Dal punto di vista che qui si sta cercando di argomentare, il comportamento d’azzardo (che si realizza nella forma comune del gioco, dove è possibile collettivamente includere il concetto di fortuna o sfortuna…insomma, un infantile “non è colpa mia!”) diviene un agito personale sì, indotto dallo svolgersi di processi biologici interni certamente, ma comunque strutturato e provocato dall’essere perennemente immersi in una esperienza vitale dove desiderare e/o avere paura di vincere o perdere può fare la differenza nello sviluppo psicologico di patologie come i disturbi della sfera dell’umore, atti compulsivi o di ritiro dalle proprie attività e dalle relazione d’affetto.

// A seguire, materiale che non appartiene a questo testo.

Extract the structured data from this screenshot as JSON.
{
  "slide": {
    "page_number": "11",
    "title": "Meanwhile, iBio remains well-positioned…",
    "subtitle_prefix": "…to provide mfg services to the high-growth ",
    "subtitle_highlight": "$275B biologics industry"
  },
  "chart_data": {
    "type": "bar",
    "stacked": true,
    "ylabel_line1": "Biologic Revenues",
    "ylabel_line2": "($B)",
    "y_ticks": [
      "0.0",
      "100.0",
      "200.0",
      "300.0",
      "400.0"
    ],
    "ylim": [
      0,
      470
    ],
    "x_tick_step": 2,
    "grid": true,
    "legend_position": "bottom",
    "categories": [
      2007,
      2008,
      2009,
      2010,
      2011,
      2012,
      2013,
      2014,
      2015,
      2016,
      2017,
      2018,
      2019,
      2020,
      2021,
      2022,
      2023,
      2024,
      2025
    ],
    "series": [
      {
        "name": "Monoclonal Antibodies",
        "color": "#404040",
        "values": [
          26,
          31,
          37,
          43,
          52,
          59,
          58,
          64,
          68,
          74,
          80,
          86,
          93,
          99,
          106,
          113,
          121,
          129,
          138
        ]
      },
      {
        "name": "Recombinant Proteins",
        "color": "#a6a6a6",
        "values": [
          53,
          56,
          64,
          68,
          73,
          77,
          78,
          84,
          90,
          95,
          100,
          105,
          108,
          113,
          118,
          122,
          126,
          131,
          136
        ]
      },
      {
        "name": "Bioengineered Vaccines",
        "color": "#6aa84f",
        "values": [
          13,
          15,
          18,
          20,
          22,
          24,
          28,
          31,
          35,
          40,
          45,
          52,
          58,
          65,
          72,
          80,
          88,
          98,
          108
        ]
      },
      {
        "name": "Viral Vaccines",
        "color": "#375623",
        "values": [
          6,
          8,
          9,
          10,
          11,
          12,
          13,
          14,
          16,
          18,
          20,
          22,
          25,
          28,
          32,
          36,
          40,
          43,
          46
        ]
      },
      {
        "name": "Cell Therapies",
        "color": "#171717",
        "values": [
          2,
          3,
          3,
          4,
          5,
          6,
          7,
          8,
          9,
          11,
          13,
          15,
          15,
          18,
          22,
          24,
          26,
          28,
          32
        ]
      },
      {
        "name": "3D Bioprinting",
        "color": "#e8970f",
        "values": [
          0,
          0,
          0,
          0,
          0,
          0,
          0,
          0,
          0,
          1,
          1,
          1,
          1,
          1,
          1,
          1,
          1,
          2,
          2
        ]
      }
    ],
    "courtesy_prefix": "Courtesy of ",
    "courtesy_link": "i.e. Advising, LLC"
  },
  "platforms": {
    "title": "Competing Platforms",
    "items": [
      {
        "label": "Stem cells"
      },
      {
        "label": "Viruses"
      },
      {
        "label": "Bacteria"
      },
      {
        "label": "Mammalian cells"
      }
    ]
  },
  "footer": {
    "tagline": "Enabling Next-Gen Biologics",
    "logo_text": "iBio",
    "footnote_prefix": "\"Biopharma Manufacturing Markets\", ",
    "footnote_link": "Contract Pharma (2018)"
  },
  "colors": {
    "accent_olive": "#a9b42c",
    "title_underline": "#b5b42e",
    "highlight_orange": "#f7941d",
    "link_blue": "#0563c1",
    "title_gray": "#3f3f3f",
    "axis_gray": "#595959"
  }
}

Dipendiamo, alla fine, dal nostro punto di vista e dal valore emozionale ad esso associato. Ci piace vincere? Essere dei vincenti? Ammirati, finanche invidiati? E per cosa? Per le nostre qualità, le nostre competenze? E quali sarebbero? Il nostro Sé adolescenziale continua perennemente a ricercare, nelle esperienze giornaliere e relazionali, una risposta a queste domande che possa essere sentita come una ricompensa, una gratificazione! E se le risposte non arrivano? Ed allora forse è meglio desiderare di Essere dei Perdenti! Sì, perché perdere è più “facile” che vincere, un evento più facilmente raggiungibile, richiede meno domande e dona moltissime risposte tangibili esperienzialmente. Col tempo, le facili risposte divengono ciò che più si desidera (così come le facili conquiste di un denaro che non esiste, tranne che nella sua forma simbolica di numero su una ricevuta di giocata) e, allo stesso tempo, perdere diventa più gratificante e meno stressante che vincere mostrando a sé stessi ed a tutti quali sono le nostre reali capacità.

A volte, confrontarsi con le nostre Paure, ascoltarle senza necessariamente doverle eliminare, sembra essere l’unico modo da cui dipendono le Vere Vittorie, quelle incastonate nel motto delfico: γνῶθι σαυτόν (conosci te stesso)!